The film also delicately tickles the nostalgia buttons. This is much more Jessie’s story, with the cowgirl and her trusty horse ending up on an odyssey when they are accidentally left behind by Bonnie during a disastrous sleepover, but Woody and Buzz feature just enough to rekindle memories of halcyon Pixar days. The film also has some fun at really underscoring the age of the franchise, with Woody getting a sun spot on his scalp that looks suspiciously like baldness, matching the inexplicable new stuffing in his tummy.
Yet age might be one of the series’ few sore spots as well. Other than a few winking gags at Woody’s expense, the animation does not age. In fact, the surrounding world looks more photorealistic with each passing installment in the series. But the voices are starting to show their wear and tear. It will be interesting to learn if younger audiences will notice or care about the difference, but it is hard not to catch the creep of age in the cadences of Jessie, Buzz, and especially Woody. Two of them might be called cowboy and cowgirl, but they increasingly sound more like grandparents worrying about the youths these days than sprightly, immortal toys.
Toy Story 5 might get away with it, if only just, but a potential Toy Story 6 could risk the cognitive dissonance that occurred in the last Indiana Jones movie where a 40-year-old looking Indy spoke with an 80-year-old man’s vocal inflections.
The passage of time also slips into the margins of Toy Story 5 in a fairly middling subplot involving a squadron of Buzz Lightyear action figures—now updated for the 21st century with wi-fi hotspots!—surviving a crash like the Wild Robot and then journeying into the world, each convinced he is the Buzz Lightyear. In effect it adds some visual sight gags as they get up to preschool-aimed hijinks, but it feels somewhat beneath Pixar and this serjes. It’s more in line with what modern kids might expect from animated movies where the Minions serve up shenanigans for the viewers too young or distracted to follow the main narrative.
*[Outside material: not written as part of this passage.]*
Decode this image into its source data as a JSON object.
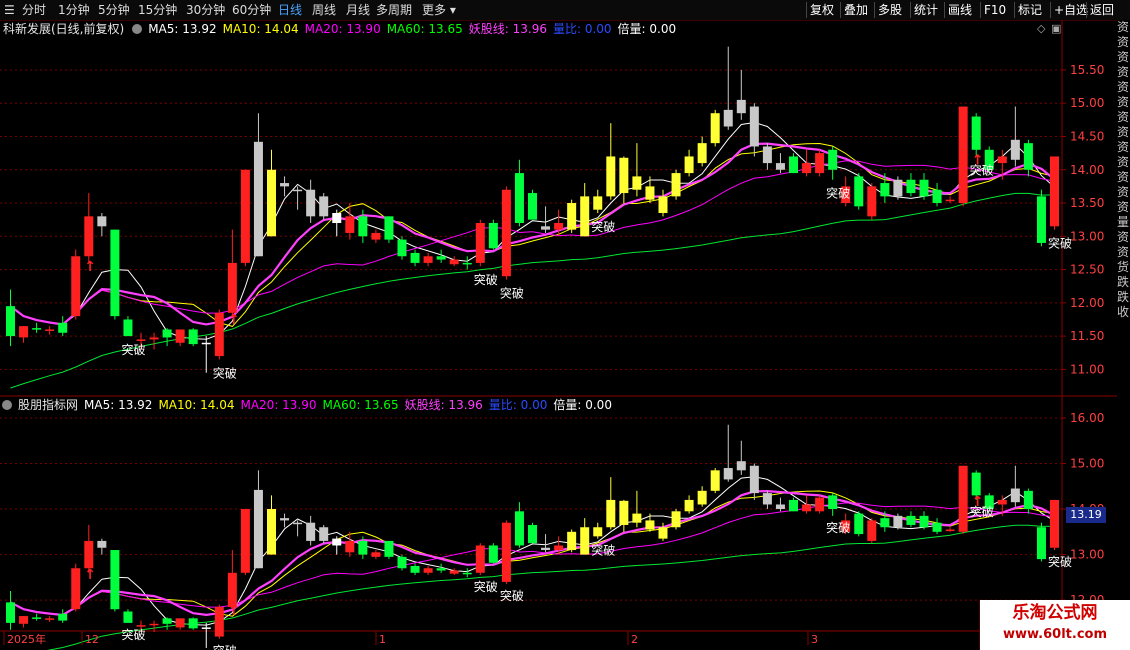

It feels like a concession to the times, which as Toy Story 5 admits about technology, is ultimately inevitable. In many ways, though, Toy Story 5 is another successful triumph over the clock. The years may pass, but the studio’s jealous cultivation and curation of the garden Buzz and Woody built remains immaculate.
Toy Story 5 is not necessarily the best of its franchise, nor does it even feel like another ending to a series that’s already closed the book twice on its characters. But it has all the heart and affection that made plastic dolls designed by ones and zeroes feel oh, so alive 31 years ago. The handcrafted love is there, no matter how dazzling the technological accoutrements become. Also it’s a film that will hopefully inspire another generation of viewers to put down the screens, if only for a moment, and pick up the real toys like Jessie, who deserve all the playtime in the world.
Toy Story 5 opens in theaters on Friday, June 19.